Another benefit of the book is undermining certain false Protestant formulations of sola scriptura, where tradition is sidestepped completely for a just-me-and-the-Bible kind of individualism.
I’ve been dipping in and out of Chesterton’s Orthodoxy recently. I find I need a good dose of Chesterton every once in a while just to keep myself sane. Here are some of my favourite quotes from chapter 7:
“…mere resignation has neither the gigantic levity of pleasure nor the superb intolerance of pain. There is a vital objection to the advice merely to grin and bear it. The objection is that if you merely bear it, you do not grin.”
“Had [Nietzsche] faced his thought without metaphors, he would have seen that it was nonsense.”
“Managed I in a modern style the emancipation of the slave’s mind is the best way of preventing the emancipation of the slave.”
“Unfortunately, if you regard Nature as a mother, you discover that she is a step-mother.”
“It is conceivable that we are going more and more to keep our hands off things: not to drive horses; not to pick flowers. We may eventually be bound not to disturb a man’s mind even by argument; not to disturb the sleep of birds even by coughing.”
“It is the custom in passing romance and journalism to talk of men suffering under old tyrannies. But, as a fact, men have almost always suffered under new tyrannies; under tyrannies that had been public liberties hardly twenty years before.”
“It will not be necessary for any one to fight again against the proposal of a censorship of the press. We do not need a censorship of the press. We have a censorship by the press.”
“Angels can fly because they can take themselves lightly.”
“Pride is the downward drag of all things into an easy solemnity. One ‘settles down’ into a sort of selfish seriousness; but one has to rise to a gay self-forgetfulness…. Seriousness is not a virtue…. It is really a natural trend or lapse into taking one’s self gravely, because it is the easiest thing to do…. It is easy to be heavy: hard to be light. Satan fell by the force of gravity.”
As a family we’re reading Ivanhoe by Sir Walter Scott. It makes a good follow-on from our last book, Men of Iron by Howard Pyle. Both books are very good for helping children learn the virtues of courage, chivalry, manhood and womanhood.

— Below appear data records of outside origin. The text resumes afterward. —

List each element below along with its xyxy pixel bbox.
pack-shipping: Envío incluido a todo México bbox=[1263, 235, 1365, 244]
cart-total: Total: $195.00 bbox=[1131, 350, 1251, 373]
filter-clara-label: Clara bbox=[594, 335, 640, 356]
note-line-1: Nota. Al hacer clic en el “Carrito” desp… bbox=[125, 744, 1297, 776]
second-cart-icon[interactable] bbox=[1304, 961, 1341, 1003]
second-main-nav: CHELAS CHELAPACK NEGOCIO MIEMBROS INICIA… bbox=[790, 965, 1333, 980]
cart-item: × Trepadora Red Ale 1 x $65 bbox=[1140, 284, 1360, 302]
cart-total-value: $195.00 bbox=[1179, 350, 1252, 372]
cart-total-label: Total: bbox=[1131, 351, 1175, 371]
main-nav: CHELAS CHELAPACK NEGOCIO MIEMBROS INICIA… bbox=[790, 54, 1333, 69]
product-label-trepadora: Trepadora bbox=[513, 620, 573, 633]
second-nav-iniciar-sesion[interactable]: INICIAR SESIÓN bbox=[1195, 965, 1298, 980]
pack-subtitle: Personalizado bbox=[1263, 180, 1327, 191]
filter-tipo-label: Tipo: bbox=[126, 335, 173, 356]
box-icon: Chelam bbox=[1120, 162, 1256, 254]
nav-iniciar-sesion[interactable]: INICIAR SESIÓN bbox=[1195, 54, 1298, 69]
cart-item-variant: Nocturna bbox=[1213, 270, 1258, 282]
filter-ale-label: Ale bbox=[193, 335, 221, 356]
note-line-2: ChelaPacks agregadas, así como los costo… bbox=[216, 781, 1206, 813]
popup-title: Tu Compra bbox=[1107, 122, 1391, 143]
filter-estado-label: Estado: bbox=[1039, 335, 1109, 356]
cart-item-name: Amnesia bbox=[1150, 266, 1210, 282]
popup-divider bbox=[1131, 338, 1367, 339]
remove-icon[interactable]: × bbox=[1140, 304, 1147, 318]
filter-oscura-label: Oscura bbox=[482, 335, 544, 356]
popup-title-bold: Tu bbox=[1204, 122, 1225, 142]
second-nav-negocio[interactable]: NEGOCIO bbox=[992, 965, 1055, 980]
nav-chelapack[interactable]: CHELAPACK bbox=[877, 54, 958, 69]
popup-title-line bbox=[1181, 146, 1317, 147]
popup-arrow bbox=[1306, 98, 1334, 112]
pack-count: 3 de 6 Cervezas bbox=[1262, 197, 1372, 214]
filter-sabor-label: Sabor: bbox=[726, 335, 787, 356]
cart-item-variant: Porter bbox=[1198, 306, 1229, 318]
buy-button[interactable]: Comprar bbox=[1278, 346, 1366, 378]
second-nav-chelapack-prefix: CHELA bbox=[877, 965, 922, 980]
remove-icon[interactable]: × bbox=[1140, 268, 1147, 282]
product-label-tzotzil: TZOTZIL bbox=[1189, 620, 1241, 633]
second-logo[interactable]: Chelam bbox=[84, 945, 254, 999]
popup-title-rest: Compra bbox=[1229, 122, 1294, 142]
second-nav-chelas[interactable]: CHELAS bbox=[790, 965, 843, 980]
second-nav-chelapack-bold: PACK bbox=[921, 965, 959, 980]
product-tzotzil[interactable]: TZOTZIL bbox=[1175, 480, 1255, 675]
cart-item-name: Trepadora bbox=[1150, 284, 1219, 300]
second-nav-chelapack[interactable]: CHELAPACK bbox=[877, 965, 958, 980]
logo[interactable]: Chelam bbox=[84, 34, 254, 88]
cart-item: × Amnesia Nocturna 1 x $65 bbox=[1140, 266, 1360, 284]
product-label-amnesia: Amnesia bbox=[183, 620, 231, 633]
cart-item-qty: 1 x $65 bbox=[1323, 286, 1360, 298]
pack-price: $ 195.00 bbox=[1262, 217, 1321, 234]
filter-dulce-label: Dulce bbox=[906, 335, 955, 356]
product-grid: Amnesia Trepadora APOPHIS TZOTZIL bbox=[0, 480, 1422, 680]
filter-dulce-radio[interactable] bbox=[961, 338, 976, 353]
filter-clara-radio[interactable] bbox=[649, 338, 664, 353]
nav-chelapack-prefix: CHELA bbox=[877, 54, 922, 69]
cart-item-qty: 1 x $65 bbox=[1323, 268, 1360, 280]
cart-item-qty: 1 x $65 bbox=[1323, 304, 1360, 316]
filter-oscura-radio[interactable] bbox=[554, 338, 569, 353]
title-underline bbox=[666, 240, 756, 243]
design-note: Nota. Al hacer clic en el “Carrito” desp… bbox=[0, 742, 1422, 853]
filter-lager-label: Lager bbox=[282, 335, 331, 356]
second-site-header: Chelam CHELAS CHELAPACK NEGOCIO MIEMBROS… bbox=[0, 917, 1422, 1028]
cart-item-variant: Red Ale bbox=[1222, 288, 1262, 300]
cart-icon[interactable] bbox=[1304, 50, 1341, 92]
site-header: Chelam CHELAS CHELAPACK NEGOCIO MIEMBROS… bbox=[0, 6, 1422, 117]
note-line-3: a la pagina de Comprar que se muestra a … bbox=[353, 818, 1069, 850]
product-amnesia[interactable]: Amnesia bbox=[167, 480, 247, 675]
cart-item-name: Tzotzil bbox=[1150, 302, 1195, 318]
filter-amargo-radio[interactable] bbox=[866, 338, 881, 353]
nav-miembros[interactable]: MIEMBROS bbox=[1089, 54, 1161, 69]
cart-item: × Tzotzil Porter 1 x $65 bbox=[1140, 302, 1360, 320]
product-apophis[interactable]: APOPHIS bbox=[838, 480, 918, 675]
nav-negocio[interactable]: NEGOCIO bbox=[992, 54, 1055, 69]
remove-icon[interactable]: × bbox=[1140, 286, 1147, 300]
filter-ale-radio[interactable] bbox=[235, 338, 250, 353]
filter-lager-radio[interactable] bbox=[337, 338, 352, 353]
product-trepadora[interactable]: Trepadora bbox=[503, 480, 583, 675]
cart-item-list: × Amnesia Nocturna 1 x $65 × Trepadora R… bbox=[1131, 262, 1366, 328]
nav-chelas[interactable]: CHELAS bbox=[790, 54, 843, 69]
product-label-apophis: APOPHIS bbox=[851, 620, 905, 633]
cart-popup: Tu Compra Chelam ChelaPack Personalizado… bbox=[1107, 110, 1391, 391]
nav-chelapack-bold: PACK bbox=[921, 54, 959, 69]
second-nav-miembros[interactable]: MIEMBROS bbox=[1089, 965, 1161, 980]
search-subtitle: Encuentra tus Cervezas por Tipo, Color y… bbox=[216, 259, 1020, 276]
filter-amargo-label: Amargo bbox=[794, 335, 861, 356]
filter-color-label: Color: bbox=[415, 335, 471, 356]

While we're on the subject of the Medieval period, I have nearly finished Doug Jones and Doug Wilson's book Angels in the Architecture. Wow! What a glorious vision they present, which is in fact the Biblical vision which has been lost by the flattening-out process of Modernity. In an attempt to recover a medieval vision for the church, the essays touch on everything from aesthetics to sex, from food to a theology of celebration, and everything else in between: husbandry, government, ecclesiology, creedal affirmation, technology, poetic knowledge - all through the same rich and colourful lens. Definitely a book that C.S. Lewis would have approved of.
Speaking of Lewis, I recently finished re-reading his The Great Divorce. Lewis’s keen insight into human nature shines amazingly in this book, as he describes a bus journey from hell to heaven. As solid people from heaven are sent to greet the ghosts arriving from hell, we see all the reasons people give for preferring hell to heaven. Last month I went to America to discuss this book to a class of 12th graders. I found that the text is a perfect springboard into all the main developments of Western thought: Gnosticism, Postmodernism, Relativism, Empiricism, Romanticism, etc.